The old adage of ‘an ounce of prevention is worth a pound of cure’ comes to mind when it comes to maintaining your aquarium. Aquariums are closed environments and because of that, you need to constantly be making sure that things are running as they should.
The winter months in particular carry with them a little added importance as even in warmer climates like ours here in Florida, the air dries out and bacteria in general finds the conditions for growing and reproducing to be much more appealing.

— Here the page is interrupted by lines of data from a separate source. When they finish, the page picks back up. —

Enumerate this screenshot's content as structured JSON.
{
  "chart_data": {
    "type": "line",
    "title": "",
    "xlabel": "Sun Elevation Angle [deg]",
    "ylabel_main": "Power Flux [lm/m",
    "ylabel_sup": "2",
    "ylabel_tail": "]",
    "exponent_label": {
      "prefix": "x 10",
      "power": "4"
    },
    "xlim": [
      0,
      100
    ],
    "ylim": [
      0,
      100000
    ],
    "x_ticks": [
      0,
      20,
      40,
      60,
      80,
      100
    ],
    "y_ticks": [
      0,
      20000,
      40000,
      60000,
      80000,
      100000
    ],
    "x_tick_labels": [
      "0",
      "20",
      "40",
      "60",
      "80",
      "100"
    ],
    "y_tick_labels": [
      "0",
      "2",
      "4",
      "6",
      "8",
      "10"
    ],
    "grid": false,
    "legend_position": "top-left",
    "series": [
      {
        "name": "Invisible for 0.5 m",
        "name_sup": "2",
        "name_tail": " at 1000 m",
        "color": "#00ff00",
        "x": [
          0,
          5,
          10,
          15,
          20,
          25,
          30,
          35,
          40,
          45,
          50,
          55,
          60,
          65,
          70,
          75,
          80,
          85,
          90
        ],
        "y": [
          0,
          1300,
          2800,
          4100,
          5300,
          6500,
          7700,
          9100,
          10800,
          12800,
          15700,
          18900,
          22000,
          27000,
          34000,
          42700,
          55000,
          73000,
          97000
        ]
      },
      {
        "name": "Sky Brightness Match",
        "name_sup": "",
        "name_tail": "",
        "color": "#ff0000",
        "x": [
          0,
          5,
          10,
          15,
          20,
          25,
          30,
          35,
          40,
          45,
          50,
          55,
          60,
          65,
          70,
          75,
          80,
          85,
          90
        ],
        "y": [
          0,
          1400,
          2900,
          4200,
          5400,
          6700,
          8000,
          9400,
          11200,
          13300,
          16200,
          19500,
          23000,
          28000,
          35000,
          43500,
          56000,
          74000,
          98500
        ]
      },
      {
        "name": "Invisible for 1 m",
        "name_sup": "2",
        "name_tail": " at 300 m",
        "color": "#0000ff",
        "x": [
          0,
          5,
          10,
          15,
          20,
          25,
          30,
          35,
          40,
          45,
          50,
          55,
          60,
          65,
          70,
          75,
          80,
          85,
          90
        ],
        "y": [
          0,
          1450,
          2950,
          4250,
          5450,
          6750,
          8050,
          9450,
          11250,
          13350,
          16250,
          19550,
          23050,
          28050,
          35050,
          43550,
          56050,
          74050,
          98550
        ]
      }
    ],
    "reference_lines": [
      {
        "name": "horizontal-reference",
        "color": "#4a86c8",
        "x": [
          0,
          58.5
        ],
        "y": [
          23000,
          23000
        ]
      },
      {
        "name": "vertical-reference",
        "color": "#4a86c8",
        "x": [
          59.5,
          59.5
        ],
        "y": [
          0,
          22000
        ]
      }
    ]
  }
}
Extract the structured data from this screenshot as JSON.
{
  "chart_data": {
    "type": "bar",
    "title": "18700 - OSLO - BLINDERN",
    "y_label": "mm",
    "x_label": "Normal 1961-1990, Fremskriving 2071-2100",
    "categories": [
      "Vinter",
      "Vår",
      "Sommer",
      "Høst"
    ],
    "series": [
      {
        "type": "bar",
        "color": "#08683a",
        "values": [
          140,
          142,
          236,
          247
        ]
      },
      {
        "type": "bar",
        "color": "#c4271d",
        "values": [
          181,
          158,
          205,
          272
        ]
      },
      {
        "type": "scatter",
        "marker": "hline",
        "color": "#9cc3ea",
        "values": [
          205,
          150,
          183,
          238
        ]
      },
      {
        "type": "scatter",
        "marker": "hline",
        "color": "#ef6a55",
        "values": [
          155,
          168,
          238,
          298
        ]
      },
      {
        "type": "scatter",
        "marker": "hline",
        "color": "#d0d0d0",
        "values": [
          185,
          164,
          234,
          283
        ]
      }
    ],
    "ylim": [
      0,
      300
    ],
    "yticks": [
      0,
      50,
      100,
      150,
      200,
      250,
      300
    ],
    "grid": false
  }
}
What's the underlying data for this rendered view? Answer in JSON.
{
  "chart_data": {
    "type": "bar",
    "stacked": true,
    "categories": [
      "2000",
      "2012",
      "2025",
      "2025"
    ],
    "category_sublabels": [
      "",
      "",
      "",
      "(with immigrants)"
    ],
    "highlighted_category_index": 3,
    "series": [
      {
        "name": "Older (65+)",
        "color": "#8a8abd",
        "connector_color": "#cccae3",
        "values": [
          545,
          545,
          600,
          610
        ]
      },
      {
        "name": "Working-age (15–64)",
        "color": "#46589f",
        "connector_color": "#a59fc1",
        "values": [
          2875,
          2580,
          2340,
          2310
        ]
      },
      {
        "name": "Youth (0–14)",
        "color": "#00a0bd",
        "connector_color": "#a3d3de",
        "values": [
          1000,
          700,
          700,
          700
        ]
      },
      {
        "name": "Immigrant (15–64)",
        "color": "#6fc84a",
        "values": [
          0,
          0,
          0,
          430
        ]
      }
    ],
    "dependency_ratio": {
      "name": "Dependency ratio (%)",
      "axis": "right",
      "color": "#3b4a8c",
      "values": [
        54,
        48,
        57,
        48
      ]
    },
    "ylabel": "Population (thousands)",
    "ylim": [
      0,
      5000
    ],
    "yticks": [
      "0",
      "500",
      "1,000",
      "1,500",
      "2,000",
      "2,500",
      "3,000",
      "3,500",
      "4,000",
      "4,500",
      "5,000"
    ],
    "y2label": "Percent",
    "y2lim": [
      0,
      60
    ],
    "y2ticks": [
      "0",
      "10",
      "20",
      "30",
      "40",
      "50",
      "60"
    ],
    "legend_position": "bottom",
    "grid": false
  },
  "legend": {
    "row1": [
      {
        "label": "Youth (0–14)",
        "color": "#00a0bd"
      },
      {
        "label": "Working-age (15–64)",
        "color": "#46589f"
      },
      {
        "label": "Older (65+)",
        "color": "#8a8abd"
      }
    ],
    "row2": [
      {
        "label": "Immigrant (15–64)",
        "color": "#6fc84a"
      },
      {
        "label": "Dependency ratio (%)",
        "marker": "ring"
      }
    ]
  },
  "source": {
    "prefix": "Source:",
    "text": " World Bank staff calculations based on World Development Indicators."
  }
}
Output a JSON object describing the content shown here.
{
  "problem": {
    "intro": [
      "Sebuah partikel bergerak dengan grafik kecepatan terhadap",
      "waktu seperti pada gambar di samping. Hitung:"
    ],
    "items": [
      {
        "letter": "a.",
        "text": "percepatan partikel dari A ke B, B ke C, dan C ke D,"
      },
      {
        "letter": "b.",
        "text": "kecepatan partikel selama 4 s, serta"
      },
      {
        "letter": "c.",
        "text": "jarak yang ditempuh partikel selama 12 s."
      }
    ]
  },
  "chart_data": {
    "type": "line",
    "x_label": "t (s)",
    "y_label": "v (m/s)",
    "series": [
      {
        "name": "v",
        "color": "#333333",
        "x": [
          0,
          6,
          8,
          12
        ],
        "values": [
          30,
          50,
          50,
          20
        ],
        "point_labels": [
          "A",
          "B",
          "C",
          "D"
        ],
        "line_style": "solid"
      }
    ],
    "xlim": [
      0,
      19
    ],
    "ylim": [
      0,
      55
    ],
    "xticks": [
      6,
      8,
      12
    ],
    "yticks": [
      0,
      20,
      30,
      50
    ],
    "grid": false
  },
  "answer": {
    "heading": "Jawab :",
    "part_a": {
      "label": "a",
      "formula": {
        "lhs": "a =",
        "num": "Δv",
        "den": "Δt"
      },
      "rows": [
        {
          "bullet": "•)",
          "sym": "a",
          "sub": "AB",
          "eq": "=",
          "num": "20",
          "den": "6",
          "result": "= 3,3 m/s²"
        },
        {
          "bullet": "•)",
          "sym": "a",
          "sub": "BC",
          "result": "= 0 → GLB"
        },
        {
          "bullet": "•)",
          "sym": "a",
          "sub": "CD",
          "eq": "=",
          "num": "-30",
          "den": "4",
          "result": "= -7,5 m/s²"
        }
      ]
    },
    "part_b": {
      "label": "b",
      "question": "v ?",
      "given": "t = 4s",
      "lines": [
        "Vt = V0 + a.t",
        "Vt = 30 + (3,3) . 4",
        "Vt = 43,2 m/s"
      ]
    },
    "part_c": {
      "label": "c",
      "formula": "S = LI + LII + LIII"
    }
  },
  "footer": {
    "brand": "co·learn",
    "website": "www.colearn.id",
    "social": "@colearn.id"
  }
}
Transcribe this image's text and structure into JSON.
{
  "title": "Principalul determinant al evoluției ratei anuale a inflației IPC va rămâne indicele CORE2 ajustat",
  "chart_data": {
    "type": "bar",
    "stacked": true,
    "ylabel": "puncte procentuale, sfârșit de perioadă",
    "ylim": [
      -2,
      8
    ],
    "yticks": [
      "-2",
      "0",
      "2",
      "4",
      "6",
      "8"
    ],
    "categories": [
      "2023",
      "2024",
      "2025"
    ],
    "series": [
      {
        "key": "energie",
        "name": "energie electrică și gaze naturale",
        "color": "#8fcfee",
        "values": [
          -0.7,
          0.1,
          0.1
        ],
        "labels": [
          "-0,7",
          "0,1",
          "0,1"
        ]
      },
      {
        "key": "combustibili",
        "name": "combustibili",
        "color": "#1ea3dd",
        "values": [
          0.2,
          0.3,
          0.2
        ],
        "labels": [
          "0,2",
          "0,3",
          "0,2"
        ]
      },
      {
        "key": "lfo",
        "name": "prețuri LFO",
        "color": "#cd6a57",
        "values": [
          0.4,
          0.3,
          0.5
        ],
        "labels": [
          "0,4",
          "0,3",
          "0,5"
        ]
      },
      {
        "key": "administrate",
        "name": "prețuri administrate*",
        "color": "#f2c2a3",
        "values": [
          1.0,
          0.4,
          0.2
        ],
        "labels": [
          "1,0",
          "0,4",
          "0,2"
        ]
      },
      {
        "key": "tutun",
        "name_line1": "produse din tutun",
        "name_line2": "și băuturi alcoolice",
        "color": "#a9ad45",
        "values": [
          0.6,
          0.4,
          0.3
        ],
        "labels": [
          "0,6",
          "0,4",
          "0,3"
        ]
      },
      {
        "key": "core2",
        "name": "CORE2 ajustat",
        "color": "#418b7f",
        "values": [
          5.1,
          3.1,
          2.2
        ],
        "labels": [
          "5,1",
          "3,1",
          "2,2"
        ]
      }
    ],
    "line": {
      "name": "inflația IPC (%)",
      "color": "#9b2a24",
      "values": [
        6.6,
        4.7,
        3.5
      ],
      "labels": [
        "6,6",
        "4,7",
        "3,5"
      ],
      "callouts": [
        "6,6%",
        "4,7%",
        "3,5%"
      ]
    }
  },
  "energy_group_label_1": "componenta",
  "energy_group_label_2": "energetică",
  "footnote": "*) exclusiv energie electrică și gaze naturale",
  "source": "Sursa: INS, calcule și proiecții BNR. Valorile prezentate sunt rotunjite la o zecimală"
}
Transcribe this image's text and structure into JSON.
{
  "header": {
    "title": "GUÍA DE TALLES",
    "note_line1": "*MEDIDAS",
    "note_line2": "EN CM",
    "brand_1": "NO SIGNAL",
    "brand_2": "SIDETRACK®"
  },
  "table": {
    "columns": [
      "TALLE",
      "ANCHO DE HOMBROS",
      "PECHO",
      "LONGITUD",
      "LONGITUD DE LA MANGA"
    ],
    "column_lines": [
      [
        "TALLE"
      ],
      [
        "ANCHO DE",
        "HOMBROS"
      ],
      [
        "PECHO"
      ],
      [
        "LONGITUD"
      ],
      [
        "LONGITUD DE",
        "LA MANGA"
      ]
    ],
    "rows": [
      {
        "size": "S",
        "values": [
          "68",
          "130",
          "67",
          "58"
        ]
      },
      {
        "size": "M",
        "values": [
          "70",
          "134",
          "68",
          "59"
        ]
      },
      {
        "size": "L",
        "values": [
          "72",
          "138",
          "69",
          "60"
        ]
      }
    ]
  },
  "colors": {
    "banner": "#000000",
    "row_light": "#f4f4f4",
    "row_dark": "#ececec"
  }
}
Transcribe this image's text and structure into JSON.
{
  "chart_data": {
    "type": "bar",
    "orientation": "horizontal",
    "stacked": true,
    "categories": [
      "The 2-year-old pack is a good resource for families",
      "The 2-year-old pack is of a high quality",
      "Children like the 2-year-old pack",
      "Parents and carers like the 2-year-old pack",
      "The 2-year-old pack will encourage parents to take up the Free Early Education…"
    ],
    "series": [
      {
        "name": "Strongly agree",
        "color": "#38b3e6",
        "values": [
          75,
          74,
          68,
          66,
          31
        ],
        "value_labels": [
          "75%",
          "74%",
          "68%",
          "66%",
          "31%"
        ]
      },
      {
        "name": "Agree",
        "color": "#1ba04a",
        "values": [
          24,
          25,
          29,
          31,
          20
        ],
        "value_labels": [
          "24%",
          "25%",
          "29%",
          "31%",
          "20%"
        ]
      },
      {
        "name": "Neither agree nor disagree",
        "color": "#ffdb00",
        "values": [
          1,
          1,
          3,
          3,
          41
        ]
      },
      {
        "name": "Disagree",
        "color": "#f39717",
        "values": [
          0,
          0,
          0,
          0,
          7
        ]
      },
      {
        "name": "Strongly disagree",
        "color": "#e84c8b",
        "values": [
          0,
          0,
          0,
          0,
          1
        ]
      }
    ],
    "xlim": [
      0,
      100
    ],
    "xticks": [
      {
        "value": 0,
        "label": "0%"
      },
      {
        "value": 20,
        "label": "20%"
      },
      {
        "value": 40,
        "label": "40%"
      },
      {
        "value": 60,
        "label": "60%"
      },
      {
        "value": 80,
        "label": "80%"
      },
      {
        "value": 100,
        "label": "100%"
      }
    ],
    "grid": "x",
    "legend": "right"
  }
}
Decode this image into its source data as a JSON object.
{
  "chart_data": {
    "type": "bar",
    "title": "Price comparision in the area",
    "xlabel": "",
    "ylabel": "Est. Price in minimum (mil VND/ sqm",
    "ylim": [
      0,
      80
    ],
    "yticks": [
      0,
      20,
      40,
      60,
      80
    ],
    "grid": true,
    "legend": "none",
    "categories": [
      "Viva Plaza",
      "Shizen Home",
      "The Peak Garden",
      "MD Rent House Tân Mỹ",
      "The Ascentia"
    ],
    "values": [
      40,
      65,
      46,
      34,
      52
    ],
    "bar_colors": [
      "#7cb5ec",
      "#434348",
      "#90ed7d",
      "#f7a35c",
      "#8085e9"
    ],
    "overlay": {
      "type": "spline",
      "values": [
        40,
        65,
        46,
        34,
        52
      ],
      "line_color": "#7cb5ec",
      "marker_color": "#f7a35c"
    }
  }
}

Here are some winter aquarium maintenance tips that can help keep your tank running as it should through the colder, drier season and give it a great shot to have an even stronger spring.
One of the most important things a tank owner can do is change the water in the winter every two weeks or so. A good standard to go by is about 10-15% of your tank’s volume should work just fine. You’ll want to vacuum the gravel, eliminate uneaten food and other residue that makes its way into the bottom of your tank that causes grime and harmful bacteria.
Test your water
Testing tank water is sometimes one of the most challenging maintenance tasks for a new tank owner to undertake. Water chemistry isn’t visible, so it’s something you simply need to be vigilant about on a more ongoing basis.
A great time to test your water is during the water change we discussed previously. You’ll want to make sure everything is balanced and checks out – from the tank’s pH, nitrates, nitrites and carbonate hardness. All of these chemicals can be purchased at most local pet stores so if you have questions on how to use them, simply ask someone at the store to walk you through it.
The filter is both the lungs and heart of your tank. Not only does it help keep bad bacteria out, but it helps grow and maintain good bacteria that’s essential to the overall health of your tank. Filter media should be changed at least every four weeks and if you have a lot of fish, perhaps even more frequently than that.
Keeping on your tank in the winter is vital in the winter when the weather is a little colder, a little dryer and there’s more room for bacteria and other bad stuff to thrive. Like we said before, ask people at your local pet shop if you’re unclear on some of the maintenance you need to do or what kind of equipment you might need. Good luck!